Artificial intelligence in the long view: from mechanical intelligence to cyber-social systems

Author:

Cope Bill,Kalantzis Mary

Abstract

AbstractArtificial intelligence (AI) is emerging as a defining technology of our time, a source of fear as often as inspiration. Immersed in its practicalities, rarely do we get to ask the question, what is it? How does it impact our lives? How does it extend our human capacities? What are its risks? What are its limits? This paper is a theoretical and historical overview of the nature of binary computing that underpins AI and its relations with human intelligence. It also considers some philosophical questions about the semiotic or sense-creating work of computers. Our argument proceeds in five steps.

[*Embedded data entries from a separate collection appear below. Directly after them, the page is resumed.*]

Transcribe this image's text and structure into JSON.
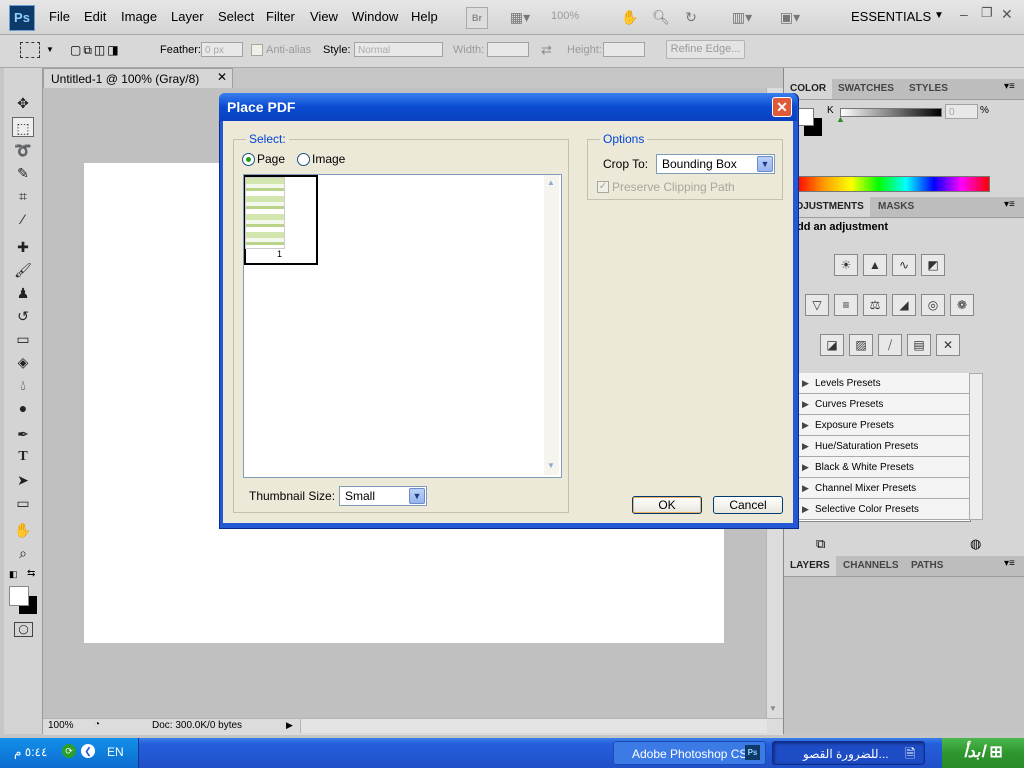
{
  "menubar": {
    "logo": "Ps",
    "items": [
      "File",
      "Edit",
      "Image",
      "Layer",
      "Select",
      "Filter",
      "View",
      "Window",
      "Help"
    ],
    "zoom": "100%",
    "workspace": "ESSENTIALS"
  },
  "options": {
    "feather_label": "Feather:",
    "feather_value": "0 px",
    "antialias_label": "Anti-alias",
    "style_label": "Style:",
    "style_value": "Normal",
    "width_label": "Width:",
    "height_label": "Height:",
    "refine_edge": "Refine Edge..."
  },
  "document": {
    "tab_title": "Untitled-1 @ 100% (Gray/8)",
    "zoom": "100%",
    "doc_info": "Doc: 300.0K/0 bytes"
  },
  "panels": {
    "color_tabs": [
      "COLOR",
      "SWATCHES",
      "STYLES"
    ],
    "color_channel": "K",
    "color_value": "0",
    "color_unit": "%",
    "adjust_tabs": [
      "DJUSTMENTS",
      "MASKS"
    ],
    "adjust_heading": "dd an adjustment",
    "presets": [
      "Levels Presets",
      "Curves Presets",
      "Exposure Presets",
      "Hue/Saturation Presets",
      "Black & White Presets",
      "Channel Mixer Presets",
      "Selective Color Presets"
    ],
    "layer_tabs": [
      "LAYERS",
      "CHANNELS",
      "PATHS"
    ]
  },
  "dialog": {
    "title": "Place PDF",
    "select_label": "Select:",
    "radio_page": "Page",
    "radio_image": "Image",
    "thumb_number": "1",
    "thumb_size_label": "Thumbnail Size:",
    "thumb_size_value": "Small",
    "options_label": "Options",
    "crop_label": "Crop To:",
    "crop_value": "Bounding Box",
    "preserve_label": "Preserve Clipping Path",
    "ok": "OK",
    "cancel": "Cancel"
  },
  "taskbar": {
    "clock": "٥:٤٤ م",
    "lang": "EN",
    "task_photoshop": "Adobe Photoshop CS...",
    "task_other": "للضرورة القصو...",
    "start": "ابدأ"
  }
}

We begin with an historical background: since Ada Lovelace, we have wondered about the intelligence of machines capable of computation, and the ways in which machine intelligence can extend human intelligence. Second, we ask, in what ways does binary computing extend human intelligence and delimit the scope of AI? Third, we propose a grammar with which to parse the practical meanings that are enabled with and through binary computing. Through this discussion, we raise the question of ontology as a counter-balance to what we will argue has been an over-emphasis on the instrumental reasoning processes of the algorithm. Fourth, we situate binary computing in the context of broad developments in modern societies which we characterize as a series of systems transitions: from industrial, to informational, to a new phase that we term “cyber-social.” Finally, we explore the risks inherent in a pervasively cyber-social system. These are narrowly captured in the technical domain, “cybersecurity.” We set out to reconceive this problem framework as the location for a potential solution, supplementing analyses of cybersecurity risk with a program of cyber-social trust.